It is not just about headscarf, is it?
The fuss over the mainly politically motivated use of headscarves in Parliament has started ebbing in Turkey, with neither a fear-driven pious outburst calling for a war against secularist hands “attacking” the Islamic dress code, nor the secular core of the country being put in much-anticipated danger. Under huge media spotlight, four women deputies of the ruling Justice and Development Party (AKP) appeared in a General Assembly session late last week. It was a test conducted by the government not only for the other opposition parties but also for the rest of the country that did not vote for them, amid fears of a banal campaign intimidating the other colors.
Now the show is over and the whole political spectrum of the country praises each other for being “mature enough” in a time of crisis, which was in fact an artificial one troubling Turkey for decades. The AKP government adopted a defiant position over the headscarf issue, and was also open to being victimized, which has worked well in terms of collecting votes up to now. Despite the fact that it often relies on symbols, particularly to make its main points as a strategy, the government appeared as if the women deputies with their headscarves in Parliament were not just woman deputies with their headscarves in Parliament, but also a new phase of the “new Turkey.”
While the women MPs with headscarves were heralded as a “victory” of the women’s rights struggle in Turkey by the pro-Kurdish Peace and Democracy Party (BDP) and its now junior offshoot the People’s Democratic Party (HDP), the right-wing Nationalalist Movement Party (MHP) labeled it as a move aiming to lure the electorate in a mainly conservative country. Nevertheless, the two arch-foe parties have finally found something in common over the headscarf issue, by implying that there are not against the use of Islamic dress code in Parliament.
The real winner was not the BDP-HDP brotherhood or their unwished-for alliance with the MHP, but the main opposition Republican People’s Party (CHP). Two speeches by two CHP deputies showed both the traditional rift with its bipolar old party, which has still not decided yet on its political leanings, and the party’s rare ability to survive and manage a crisis, despite the different voices within. Mostly similar to the other opposition parties, the CHP did not adopt a stance against the highly symbolic use of headscarves in Parliament and avoided an embarrassing scene, such as that in which an MP-elect woman with her headscarf was forced to leave Parliament more than a decade ago.

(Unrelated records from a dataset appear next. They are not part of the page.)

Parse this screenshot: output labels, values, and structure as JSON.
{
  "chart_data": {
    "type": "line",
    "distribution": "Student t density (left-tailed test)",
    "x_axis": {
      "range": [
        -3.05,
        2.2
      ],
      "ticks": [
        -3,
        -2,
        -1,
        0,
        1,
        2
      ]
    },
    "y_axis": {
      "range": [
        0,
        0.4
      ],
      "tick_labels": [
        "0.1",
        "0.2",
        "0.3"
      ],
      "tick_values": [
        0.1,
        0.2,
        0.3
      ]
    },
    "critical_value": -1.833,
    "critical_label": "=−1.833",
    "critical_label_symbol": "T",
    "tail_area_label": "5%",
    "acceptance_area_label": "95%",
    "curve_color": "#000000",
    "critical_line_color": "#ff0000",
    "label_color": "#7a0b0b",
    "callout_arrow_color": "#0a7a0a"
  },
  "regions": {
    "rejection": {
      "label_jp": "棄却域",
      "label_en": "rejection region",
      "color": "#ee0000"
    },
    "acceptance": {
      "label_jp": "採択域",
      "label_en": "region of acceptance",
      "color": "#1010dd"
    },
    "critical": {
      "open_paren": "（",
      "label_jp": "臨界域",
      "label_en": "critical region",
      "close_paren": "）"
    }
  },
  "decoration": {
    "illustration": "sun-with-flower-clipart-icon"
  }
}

In fact, there would not be any problem with the use of headscarves in the public as long as it is not imposed on those who prefer stay distant from the Islamic dress code. Even if there are some in Turkey who are at odds with seeing headscarves in public - and there are some - they would be scared to death to even say a single word against it, perhaps just voicing small murmurings. That is the real “change” introduced to Turkey by the AKP government in the past decade.
“If you have been intoxicated by arrogance, how can you hear the cry of the one who is not like you? … It is only our struggle to exist that prevents your self-built radical monster from conquering you,” were the astonishing words of CHP MP Şafak Pavey during her speech at Parliament, where the four AKP women MPs with headscarves sat. The real deal with the headscarf is not Islamic lifestyle, but the fact that other lifestyles feel threatened amid the fierce drive by the AKP government for a more conservative society and country. The survival fight of minority “others” is indeed the sole guarantee of strife for the majority “us,” and unless the government realizes this the prospects for political returns appear dim.
As during the anti-government protests in early summer, when it was not just about the trees that were sought to be razed in Istanbul’s Gezi Park, it is now not only about headscarved women, despite their growing trend for Islamic dress code recently. Those braving the police violence on the streets of Istanbul wanted to keep their small amount of green land in the heart of the city as well as ways of life, which have been systemically vilified by the government. Now very much the same part of Turkey wants not to be accused of being “defiled” just for their loose, different or non-existent religious beliefs or different origins, political, cultural or sexual preferences and ethnic backgrounds, while having no hostility with those who prefer to be or act in tendency with the official line.